You can think about the problem in either of two ways. One is the way that you seem to have in mind in your comment: add up the possibilities for every possible boy-girl split, from $4$ boys and $P-4$ girls to $P-1$ boys and $1$ girl. (I’m assuming that $N\ge 4$, $M\ge 1$, and $P\ge 5$, so that there is at least one possible combination.) If you do this, you have to evaluate
$\sum_{n=4}^{P-1}\binom{N}n\binom{M}{P-n}\;:\tag{1}$
the number of ways of picking $n$ boys out of $N$ is $\binom{N}n$, and the number of ways of picking $P-n$ girls out of $M$ is $\binom{M}{P-n}$, so the number of ways of forming a combination with $n$ boys and $P-n$ girls is $\binom{N}n\binom{M}{P-n}$, and you need to sum these over all possible values of $n$.
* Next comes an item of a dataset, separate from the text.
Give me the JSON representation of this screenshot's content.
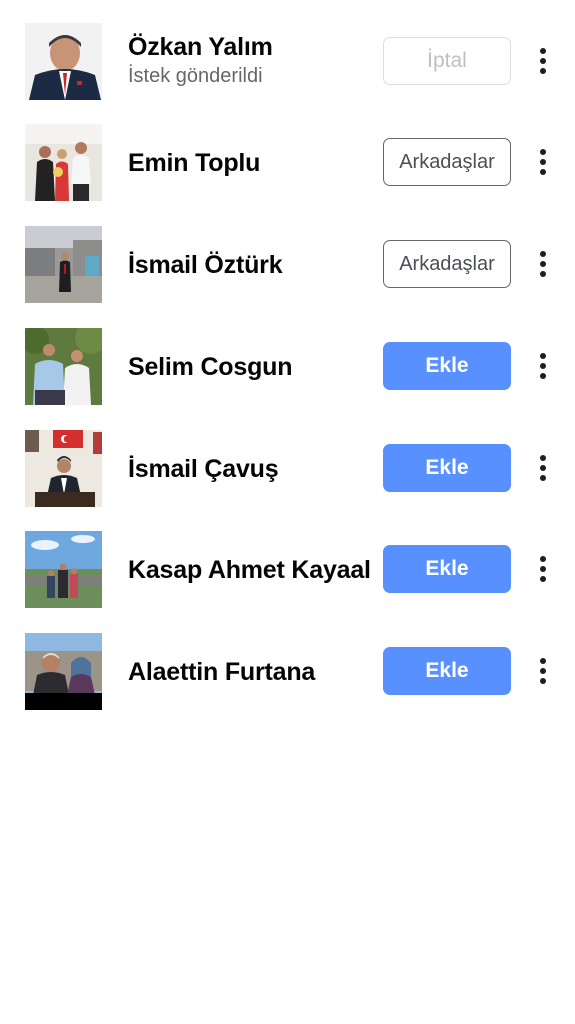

If you’re writing a computer program to solve the problem, this is entirely feasible, but it would be rather painful to do by hand if $P$ were very large.
The other possibility is to count the unacceptable combinations and subtract that number from the total. In other words, if there are $u$ unacceptable combinations, calculate $\binom{N+M}P-u\;.\tag{2}$ The advantage to this is that if $P$ is at all large, there are fewer ways to form unacceptable combinations than to form acceptable ones:
- you could have $P$ boys and no girls, or
- $P$ girls and no boys, or
- $P-1$ girls and $1$ boy, or
- $P-2$ girls and $2$ boys, or
- $P-3$ girls and $3$ boys.
That’s a mere five boy-girl splits to worry about, and instead of the $P-4$ terms of the sum in $(1)$, you’ll have only five terms (and the one subtraction in $(2)$). Thus, as soon a $P$ gets up to $10$ or so you’re better off using the second method.